Once she's singled out the sexual revolution as the reason she can't find a man, Dowd assembles a catalog of examples of retrogression as proof that we must shift inexorably back toward a less equal state of affairs, lest romantic love go the way of the men's platform shoe. She digs up a few sneaky New York women who admit to manipulating their men into thinking that they are the ones doing the chasing. There's also a brief attack on going Dutch; apparently equal pay for equal work can stay, but men should still pick up the dinner tab. It would be funny if it weren't so pathetic: women who make good salaries pretending to only have a bit of pin money so their dates can feel like good providers. "Paying is like opening a car door. It's nice." But what do these women do that's nice for their men? Is the mere act of gracing a man with your feminine presence supposed to be worth all this cash? If the reciprocal niceness involves puffing up the male ego with simulated weakness, all of these tricksy, false femmes may be in for a shock when they settle down in Stepford with Mr. Right.

Instead of challenging the dominant social paradigms like those nasty bra-burners who didn't wear makeup, Dowd argues for preservation and reinstitution of the "dating ritual," even if that means women perform an elaborate, deceitful Kabuki dance in order to procure a mate. Any impediment to romantic bliss (men's tendency to wed younger, nonthreatening women, a failure to commit) is viewed as inescapable biological destiny, not a socially constructed interlocking set of roles.

Dowd's evidence is impressive at first glance; she puts forth several examples of phenomena in support of her thesis that strong, smart women must degrade themselves for love. Unfortunately, many of these references are drastically oversimplified or have been comprehensively debunked. The British IQ study she cites looked at women of the WWII generation, if I recall; bluestockings do rather better these days. Similarly, her use of the recent article on Yale women becoming homemakers should be amusing to anyone who witnessed the vicious online dissection of its weaknesses. To claim that women are changing their names in greater numbers because they want to appeal to men with a taste for subjugation is interesting, but correlation does not prove causation.

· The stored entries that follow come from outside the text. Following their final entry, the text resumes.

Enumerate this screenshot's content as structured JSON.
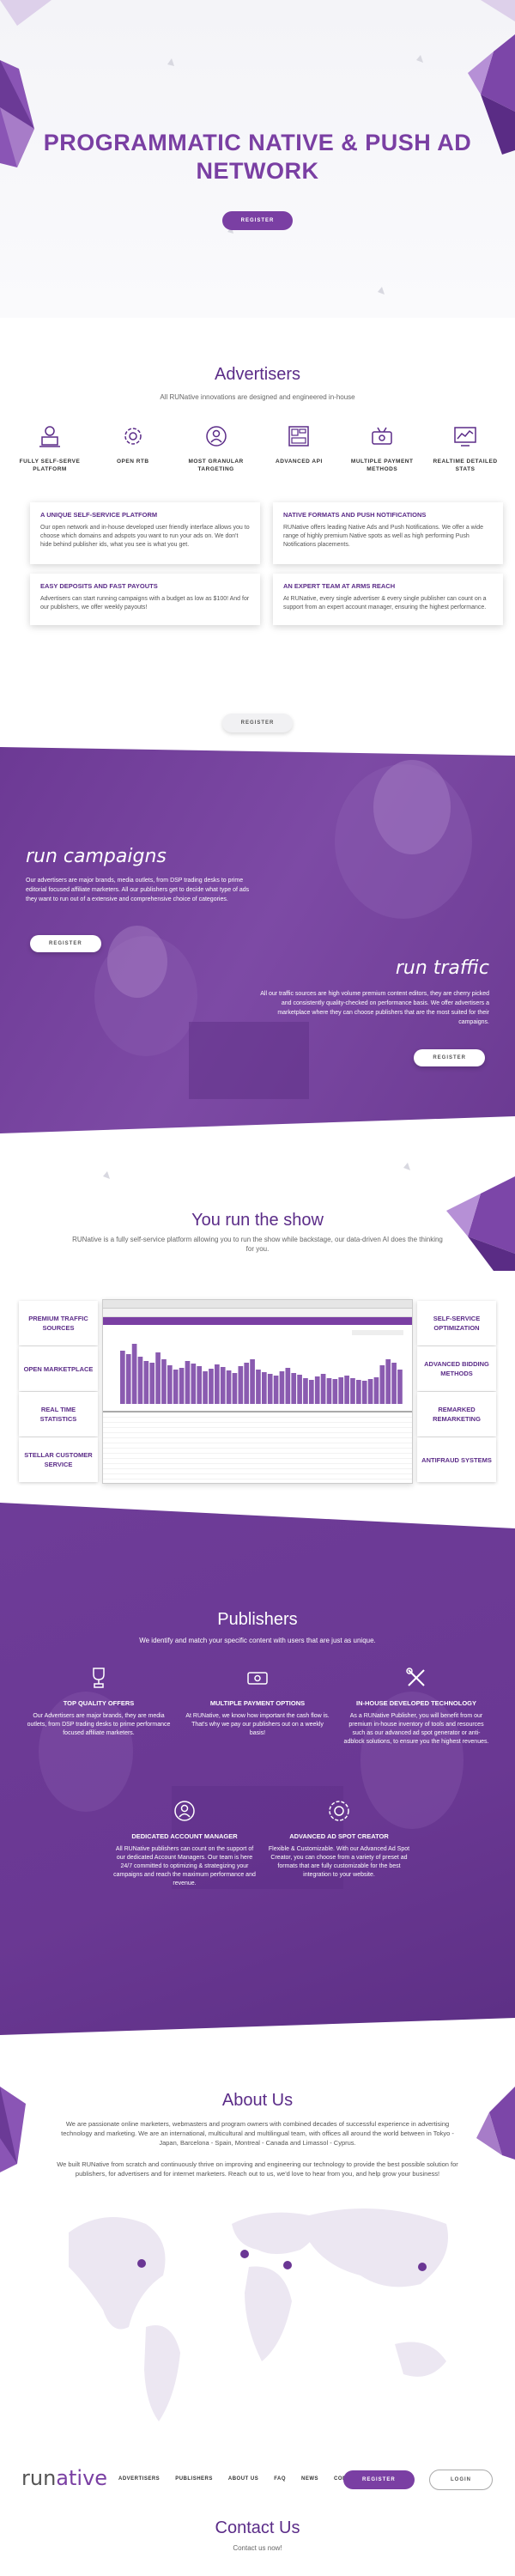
{
  "hero": {
    "title": "PROGRAMMATIC NATIVE & PUSH AD NETWORK",
    "register_label": "REGISTER"
  },
  "advertisers": {
    "title": "Advertisers",
    "subtitle": "All RUNative innovations are designed and engineered in-house",
    "features": [
      {
        "icon": "user-laptop-icon",
        "label": "FULLY SELF-SERVE PLATFORM"
      },
      {
        "icon": "gear-icon",
        "label": "OPEN RTB"
      },
      {
        "icon": "target-person-icon",
        "label": "MOST GRANULAR TARGETING"
      },
      {
        "icon": "dashboard-icon",
        "label": "ADVANCED API"
      },
      {
        "icon": "payment-icon",
        "label": "MULTIPLE PAYMENT METHODS"
      },
      {
        "icon": "stats-monitor-icon",
        "label": "REALTIME DETAILED STATS"
      }
    ],
    "cards": [
      {
        "title": "A UNIQUE SELF-SERVICE PLATFORM",
        "text": "Our open network and in-house developed user friendly interface allows you to choose which domains and adspots you want to run your ads on. We don't hide behind publisher ids, what you see is what you get."
      },
      {
        "title": "NATIVE FORMATS AND PUSH NOTIFICATIONS",
        "text": "RUNative offers leading Native Ads and Push Notifications. We offer a wide range of highly premium Native spots as well as high performing Push Notifications placements."
      },
      {
        "title": "EASY DEPOSITS AND FAST PAYOUTS",
        "text": "Advertisers can start running campaigns with a budget as low as $100! And for our publishers, we offer weekly payouts!"
      },
      {
        "title": "AN EXPERT TEAM AT ARMS REACH",
        "text": "At RUNative, every single advertiser & every single publisher can count on a support from an expert account manager, ensuring the highest performance."
      }
    ],
    "register_label": "REGISTER"
  },
  "run": {
    "campaigns_title": "run campaigns",
    "campaigns_text": "Our advertisers are major brands, media outlets, from DSP trading desks to prime editorial focused affiliate marketers. All our publishers get to decide what type of ads they want to run out of a extensive and comprehensive choice of categories.",
    "campaigns_register": "REGISTER",
    "traffic_title": "run traffic",
    "traffic_text": "All our traffic sources are high volume premium content editors, they are cherry picked and consistently quality-checked on performance basis. We offer advertisers a marketplace where they can choose publishers that are the most suited for their campaigns.",
    "traffic_register": "REGISTER"
  },
  "show": {
    "title": "You run the show",
    "subtitle": "RUNative is a fully self-service platform allowing you to run the show while backstage, our data-driven AI does the thinking for you.",
    "left_boxes": [
      "PREMIUM TRAFFIC SOURCES",
      "OPEN MARKETPLACE",
      "REAL TIME STATISTICS",
      "STELLAR CUSTOMER SERVICE"
    ],
    "right_boxes": [
      "SELF-SERVICE OPTIMIZATION",
      "ADVANCED BIDDING METHODS",
      "REMARKED REMARKETING",
      "ANTIFRAUD SYSTEMS"
    ],
    "accent": "#7a3fa3"
  },
  "publishers": {
    "title": "Publishers",
    "subtitle": "We identify and match your specific content with users that are just as unique.",
    "features": [
      {
        "icon": "trophy-icon",
        "title": "TOP QUALITY OFFERS",
        "text": "Our Advertisers are major brands, they are media outlets, from DSP trading desks to prime performance focused affiliate marketers."
      },
      {
        "icon": "money-icon",
        "title": "MULTIPLE PAYMENT OPTIONS",
        "text": "At RUNative, we know how important the cash flow is. That's why we pay our publishers out on a weekly basis!"
      },
      {
        "icon": "tools-icon",
        "title": "IN-HOUSE DEVELOPED TECHNOLOGY",
        "text": "As a RUNative Publisher, you will benefit from our premium in-house inventory of tools and resources such as our advanced ad spot generator or anti-adblock solutions, to ensure you the highest revenues."
      },
      {
        "icon": "manager-icon",
        "title": "DEDICATED ACCOUNT MANAGER",
        "text": "All RUNative publishers can count on the support of our dedicated Account Managers. Our team is here 24/7 committed to optimizing & strategizing your campaigns and reach the maximum performance and revenue."
      },
      {
        "icon": "ad-gear-icon",
        "title": "ADVANCED AD SPOT CREATOR",
        "text": "Flexible & Customizable. With our Advanced Ad Spot Creator, you can choose from a variety of preset ad formats that are fully customizable for the best integration to your website."
      }
    ]
  },
  "about": {
    "title": "About Us",
    "p1": "We are passionate online marketers, webmasters and program owners with combined decades of successful experience in advertising technology and marketing. We are an international, multicultural and multilingual team, with offices all around the world between in Tokyo - Japan, Barcelona - Spain, Montreal - Canada and Limassol - Cyprus.",
    "p2": "We built RUNative from scratch and continuously thrive on improving and engineering our technology to provide the best possible solution for publishers, for advertisers and for internet marketers. Reach out to us, we'd love to hear from you, and help grow your business!"
  },
  "nav": {
    "logo_run": "run",
    "logo_ative": "ative",
    "links": [
      "ADVERTISERS",
      "PUBLISHERS",
      "ABOUT US",
      "FAQ",
      "NEWS",
      "CONTACT US"
    ],
    "register_label": "REGISTER",
    "login_label": "LOGIN"
  },
  "contact": {
    "title": "Contact Us",
    "subtitle": "Contact us now!"
  }
}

It's hard to take Dowd seriously when she castigates young women for all being pretty in the same way and not caring about women's rights, but wants us to embrace the cultural trappings of yesteryear and the lying romantic strategies that our grandmothers used to trap a man into marriage. Does she really think we can put on the masks of the old power structure with no effects on the propensity of women to submit to male authority? Maybe Dowd can play roles with ease (she seems to advocate it in day-to-day male/female relations), but I fear that not everyone can, and that fewer still will distinguish between feigned male supremacy in romance and actual male supremacy in other spheres.

I'm sorry that Maureen Dowd hasn't yet found a man, but she's just another in a long line of doom-sayers. Isn't the old news chestnut, "if it bleeds, it leads?" Certainly the death of romance and the demise of hope for an entire generation of female readers will sell papers. Dowd's disjointed lament is the most-emailed article on the NY Times's website today. But extrapolating the experience of one self important and (if I may say) rather personally unappealing woman onto an entire class of American women is probably a bit much. (Women of a certain age must typically choose to maximize the appearance of one of two features: ass or face. Dowd has chosen ass.)

Like Dowd, I like being pretty. But I don't hate myself enough to pretend to be helpless, impoverished, and weak to get men to fall for me. All you get from that is a man who only wants you as long as he has someone to lord over. Love shouldn't keep you small.